The Pacific Northwest is the least religious region of the United States, with less than 40 percent of Washington state residents religiously affiliated. Which makes the story of Ann Holmes Redding all the more surprising.
While most her compatriots can’t even pick one religion, Holmes recently chose to affiliate with two starkly different—and wars throughout history attest to that—monotheistic faiths. From the Seattle Times:
SEATTLE—Shortly after noon on Fridays, the Rev. Ann Holmes Redding ties on a black headscarf, preparing to pray with her Muslim group on First Hill.
On Sunday mornings, Redding puts on the white collar of an Episcopal priest.
She does both, she says, because she’s Christian and Muslim.

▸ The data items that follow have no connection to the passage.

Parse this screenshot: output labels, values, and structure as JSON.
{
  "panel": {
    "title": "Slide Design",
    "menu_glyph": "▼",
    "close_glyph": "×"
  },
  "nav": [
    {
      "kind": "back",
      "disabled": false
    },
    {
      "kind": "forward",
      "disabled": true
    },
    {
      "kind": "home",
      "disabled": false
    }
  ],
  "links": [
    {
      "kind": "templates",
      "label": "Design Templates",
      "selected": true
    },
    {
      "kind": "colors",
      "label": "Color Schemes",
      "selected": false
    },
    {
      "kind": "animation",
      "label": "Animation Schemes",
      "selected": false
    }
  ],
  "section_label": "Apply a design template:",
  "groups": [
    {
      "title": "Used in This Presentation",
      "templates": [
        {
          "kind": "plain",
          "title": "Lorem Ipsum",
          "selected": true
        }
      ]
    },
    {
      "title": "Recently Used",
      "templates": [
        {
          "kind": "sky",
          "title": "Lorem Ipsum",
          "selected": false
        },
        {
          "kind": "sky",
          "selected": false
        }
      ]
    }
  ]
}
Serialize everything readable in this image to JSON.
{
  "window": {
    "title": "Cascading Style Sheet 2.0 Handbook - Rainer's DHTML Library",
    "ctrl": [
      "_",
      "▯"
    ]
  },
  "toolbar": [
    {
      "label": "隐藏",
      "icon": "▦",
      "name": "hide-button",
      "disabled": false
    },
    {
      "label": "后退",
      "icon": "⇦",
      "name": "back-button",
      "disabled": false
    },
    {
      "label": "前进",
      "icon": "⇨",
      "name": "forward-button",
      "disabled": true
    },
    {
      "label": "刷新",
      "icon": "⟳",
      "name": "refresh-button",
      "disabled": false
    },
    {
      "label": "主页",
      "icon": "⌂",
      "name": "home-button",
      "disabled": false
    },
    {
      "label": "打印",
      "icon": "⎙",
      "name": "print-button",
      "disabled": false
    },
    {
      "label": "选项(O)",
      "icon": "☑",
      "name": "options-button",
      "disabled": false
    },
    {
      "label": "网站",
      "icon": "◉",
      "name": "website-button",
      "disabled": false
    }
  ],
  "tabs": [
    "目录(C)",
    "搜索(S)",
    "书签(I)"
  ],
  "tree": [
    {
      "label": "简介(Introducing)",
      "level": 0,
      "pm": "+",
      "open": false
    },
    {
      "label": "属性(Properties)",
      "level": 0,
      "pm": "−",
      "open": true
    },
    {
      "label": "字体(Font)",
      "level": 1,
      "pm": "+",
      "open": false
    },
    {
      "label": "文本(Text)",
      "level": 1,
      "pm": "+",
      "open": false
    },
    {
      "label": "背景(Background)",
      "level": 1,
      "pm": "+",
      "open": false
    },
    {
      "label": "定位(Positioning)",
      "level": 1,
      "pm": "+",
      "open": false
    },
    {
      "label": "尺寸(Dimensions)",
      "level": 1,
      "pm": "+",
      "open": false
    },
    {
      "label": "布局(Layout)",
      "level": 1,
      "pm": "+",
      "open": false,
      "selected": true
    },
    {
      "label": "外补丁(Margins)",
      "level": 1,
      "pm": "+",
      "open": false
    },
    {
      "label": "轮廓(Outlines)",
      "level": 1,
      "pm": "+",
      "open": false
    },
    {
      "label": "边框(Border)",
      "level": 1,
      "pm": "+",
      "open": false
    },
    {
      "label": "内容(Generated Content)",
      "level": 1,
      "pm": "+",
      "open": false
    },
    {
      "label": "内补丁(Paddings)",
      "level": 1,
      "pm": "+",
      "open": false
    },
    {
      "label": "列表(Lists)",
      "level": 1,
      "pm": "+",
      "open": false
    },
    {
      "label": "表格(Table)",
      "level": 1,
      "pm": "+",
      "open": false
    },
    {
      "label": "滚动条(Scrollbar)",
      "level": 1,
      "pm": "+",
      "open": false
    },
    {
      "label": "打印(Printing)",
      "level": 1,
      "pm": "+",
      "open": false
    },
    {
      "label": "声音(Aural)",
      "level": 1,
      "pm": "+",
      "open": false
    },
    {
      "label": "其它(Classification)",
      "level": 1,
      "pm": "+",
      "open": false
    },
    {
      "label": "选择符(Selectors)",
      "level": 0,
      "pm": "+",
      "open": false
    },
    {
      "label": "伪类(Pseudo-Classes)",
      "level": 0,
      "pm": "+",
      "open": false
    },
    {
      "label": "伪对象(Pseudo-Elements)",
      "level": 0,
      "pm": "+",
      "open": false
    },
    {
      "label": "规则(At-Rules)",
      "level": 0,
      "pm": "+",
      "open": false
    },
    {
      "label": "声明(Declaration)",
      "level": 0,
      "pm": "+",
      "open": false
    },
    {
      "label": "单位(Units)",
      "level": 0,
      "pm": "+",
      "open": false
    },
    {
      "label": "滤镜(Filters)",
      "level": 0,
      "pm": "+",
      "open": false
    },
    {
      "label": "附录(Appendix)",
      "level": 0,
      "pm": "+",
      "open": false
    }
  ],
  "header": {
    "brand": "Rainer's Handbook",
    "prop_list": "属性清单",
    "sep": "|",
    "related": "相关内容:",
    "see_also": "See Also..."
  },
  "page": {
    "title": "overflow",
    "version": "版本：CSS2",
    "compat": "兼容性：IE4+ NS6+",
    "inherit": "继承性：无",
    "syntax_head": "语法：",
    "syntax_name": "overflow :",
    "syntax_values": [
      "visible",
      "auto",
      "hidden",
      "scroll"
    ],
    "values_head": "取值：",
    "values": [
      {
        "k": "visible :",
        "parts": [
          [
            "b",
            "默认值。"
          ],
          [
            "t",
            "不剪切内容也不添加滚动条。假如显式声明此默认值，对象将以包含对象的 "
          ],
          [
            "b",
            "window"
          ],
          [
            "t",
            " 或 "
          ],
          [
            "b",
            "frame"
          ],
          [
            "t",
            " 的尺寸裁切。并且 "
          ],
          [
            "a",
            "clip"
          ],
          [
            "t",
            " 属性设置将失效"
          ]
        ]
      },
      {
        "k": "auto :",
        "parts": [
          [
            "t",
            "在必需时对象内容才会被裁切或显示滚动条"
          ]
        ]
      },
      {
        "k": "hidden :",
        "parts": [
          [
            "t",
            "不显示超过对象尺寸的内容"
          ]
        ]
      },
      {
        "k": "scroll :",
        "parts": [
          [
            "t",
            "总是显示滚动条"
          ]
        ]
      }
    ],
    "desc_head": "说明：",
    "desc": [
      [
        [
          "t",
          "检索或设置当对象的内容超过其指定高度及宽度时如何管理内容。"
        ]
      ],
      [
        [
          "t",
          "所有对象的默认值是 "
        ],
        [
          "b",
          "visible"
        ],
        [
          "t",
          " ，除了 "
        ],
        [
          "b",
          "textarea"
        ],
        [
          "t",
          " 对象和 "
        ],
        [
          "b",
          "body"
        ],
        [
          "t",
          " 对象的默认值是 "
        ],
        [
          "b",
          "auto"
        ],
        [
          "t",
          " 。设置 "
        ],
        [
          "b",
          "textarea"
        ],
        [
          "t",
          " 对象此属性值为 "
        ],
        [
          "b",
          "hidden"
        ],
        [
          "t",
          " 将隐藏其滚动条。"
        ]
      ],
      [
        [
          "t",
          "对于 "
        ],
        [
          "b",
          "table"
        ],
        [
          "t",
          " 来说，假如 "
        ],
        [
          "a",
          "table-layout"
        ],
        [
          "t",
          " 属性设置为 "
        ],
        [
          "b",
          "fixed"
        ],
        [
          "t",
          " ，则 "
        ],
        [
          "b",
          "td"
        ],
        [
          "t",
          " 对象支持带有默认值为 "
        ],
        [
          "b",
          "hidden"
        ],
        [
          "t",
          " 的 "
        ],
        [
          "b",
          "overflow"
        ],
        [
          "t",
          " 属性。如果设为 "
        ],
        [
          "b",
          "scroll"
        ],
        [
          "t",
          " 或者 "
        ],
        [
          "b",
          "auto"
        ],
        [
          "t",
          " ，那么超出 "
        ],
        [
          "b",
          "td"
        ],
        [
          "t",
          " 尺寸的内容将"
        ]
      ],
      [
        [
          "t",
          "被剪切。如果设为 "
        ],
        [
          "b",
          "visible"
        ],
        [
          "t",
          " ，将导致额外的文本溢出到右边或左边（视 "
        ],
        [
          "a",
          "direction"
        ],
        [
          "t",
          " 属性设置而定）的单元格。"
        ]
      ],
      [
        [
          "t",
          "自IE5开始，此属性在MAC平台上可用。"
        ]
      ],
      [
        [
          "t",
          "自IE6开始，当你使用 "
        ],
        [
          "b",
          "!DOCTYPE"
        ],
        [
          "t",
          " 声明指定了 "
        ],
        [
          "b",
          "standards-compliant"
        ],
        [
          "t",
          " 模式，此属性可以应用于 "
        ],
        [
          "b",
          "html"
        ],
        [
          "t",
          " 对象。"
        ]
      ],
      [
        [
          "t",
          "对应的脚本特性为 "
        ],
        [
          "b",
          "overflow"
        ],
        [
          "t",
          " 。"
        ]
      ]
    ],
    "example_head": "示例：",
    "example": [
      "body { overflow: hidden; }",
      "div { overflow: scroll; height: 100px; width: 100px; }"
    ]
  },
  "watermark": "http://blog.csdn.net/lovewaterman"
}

Redding, who until recently was director of faith formation at St. Mark’s Episcopal Cathedral, has been a priest for more than 20 years. Now she’s ready to tell people that, for the last 15 months, she’s also been a Muslim â drawn to the faith after an introduction to Islamic prayers left her profoundly moved.
Her announcement has provoked surprise and bewilderment in many, raising an obvious question: How can someone be both a Christian and a Muslim?
“There are tenets of the faiths that are very, very different,” said Kurt Fredrickson, director of the doctor of ministry program at Fuller Theological Seminary in Pasadena, Calif. “The most basic would be: What do you do with Jesus?”
Proving controversial statements by leaders of the Episcopal Church will never cease, Redding’s bishop, the Rt. Rev. Vincent Warner, told the Seattle Times he accepts her as an Episcopal priest and a Muslim, and that he finds the “interfaith possibilities exciting.”